一見、「間違いや失敗に思える」出来事が、本当は「正解」であるといった不思議なケースである。
まさに、あの日の出来事がそれだった。

第6話では「ありえない展開」が巻き起こり、著名人の方と食事会をした話を書いた。
じつは、あの話には続きがあり、とても不思議で幸運な出来事へと繋がった。

あの日、楽しい食事会が終わり、参加者たちは各々家へ帰ることとなった。
その時、参加者の一人が、私にこう言ってくださった。

「私はクルマで来ていますので、駅までお送りしますよ」

帰る方面が同じということで、私をクルマで最寄り駅まで送ってくださるというのである。

「ありがとうございます」

私はありがたく、その申し出を受け、地下鉄東山線の最寄り駅まで送ってもらうことになった。

最寄り駅までの道中、食事会の続きの話題で、これまた話が盛り上がった。
そうこうしているうちにクルマが停まった。
どうやら、最寄り駅に着いたようである。

「着きましたよ」
「どうもありがとうございます」

私は深々とお礼を伝えクルマを降り、送ってくださった方を見送った。

ところが、ここで奇妙な事態が発生した。

「よし、帰るか」

と、ふと、周囲に目をやった、その瞬間……

――え?これ……どこ?

明らかに景色が違う。東山線の最寄り駅ではない。
どういうわけか、私はなんと!

――全く違った場所に送り届けられてしまっていた!

「マジか……」

ハプニング勃発である。
どうやら、車中で話に夢中になり、送ってくださった方が、送り届ける駅を「間違えて」しまったらしい。

こんな時、人はどう考えるだろうか。
私の場合はこう考える。

「ふむふむ、これは、きっと何か良いことが起こるぞ……」

このような珍しい出来事には、必ず何か意味がある。
これまでの経験から、それを知っていた私は、少し楽しい気分になってきた。

とりあえず、此処が何処なのか、周囲を見渡してみた。すると……

――あああっ!こ、これは!まさか!

私は、自分が矢場町駅のパルコの真正面に居ることが判った。
そうである。あの、パルコである!

――こ、これはヤバイぞ……

私は重大なことに気づいてしまった。
パルコと言えば、以前、私が喉から手が出るほど欲しかった『ゴッドファーザーⅢ(第5話)』のポスターを目前で売り切れとなり買いそびれた場所である。

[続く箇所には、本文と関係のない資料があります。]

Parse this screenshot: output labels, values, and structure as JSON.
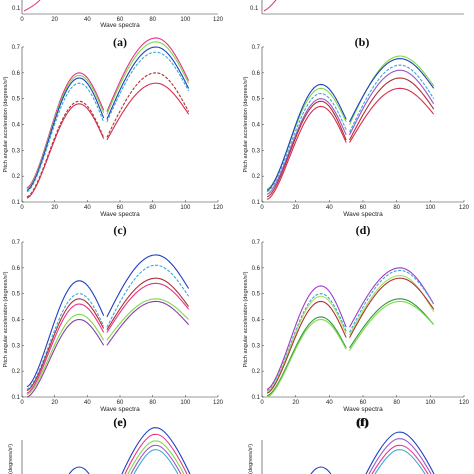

そのパルコに、思わぬ「間違い」により、私は送り届けられていたのであった!

つまり、これは……

――ここで『ゴッドファーザーⅢ』のポスターを入手できる

ということを意味している。私は、そう確信した。
私は逸る気持ちを抑えつつ、パルコ入口へと向かった。
すると、そこには……なんと!

――『映画ポスター展』の張り紙が!

「や、やはり!」

なんとも私の予想通り、本当に『映画ポスター展』が開催されていた!
これには飛び上がるほど驚いた!

さらに館内へと歩を進め、迷わず『ゴッドファーザーⅢ』のポスターを探した。
すると……なんと!

――あ、あった!

本当に『ゴッドファーザーⅢ』のポスターがあったのである!
あの日、この場所で、ショックのあまり膝から床に崩れ落ちた、あの時の私はもういない。

私は、ゆっくり丁寧にポスターの入れてある巨大なファイルから『ゴッドファーザーⅢ』のポスターを1枚抜き取った。

――よし!

そのまま足早にレジに向かい、会計を済ませた。
遂に、あの、『ゴッドファーザーⅢ』のポスターを手に入れたのだ!
私は感激に打ち震え、膝から床に崩れ落ちた……

「あぁ、こ、これは、嬉しい!」

プルプルと震えるほど嬉しかった。

私を最寄り駅ではなく「間違えて」パルコ前の駅まで送り届けてくださった方への感謝の気持ちで一杯になった。

もし、あの方が、最寄り駅を間違えなかったら、この出来事は絶対に起こり得なかった。

この幸運は「間違えた」からこそ起きた。
奇跡のような幸運なミスなのである。

私はこの驚くべき体験をして、しばらく神妙な気持ちに浸った。

このようなことが、現実に起きるとは…‥

まさに「事実は小説よりも奇なり」である。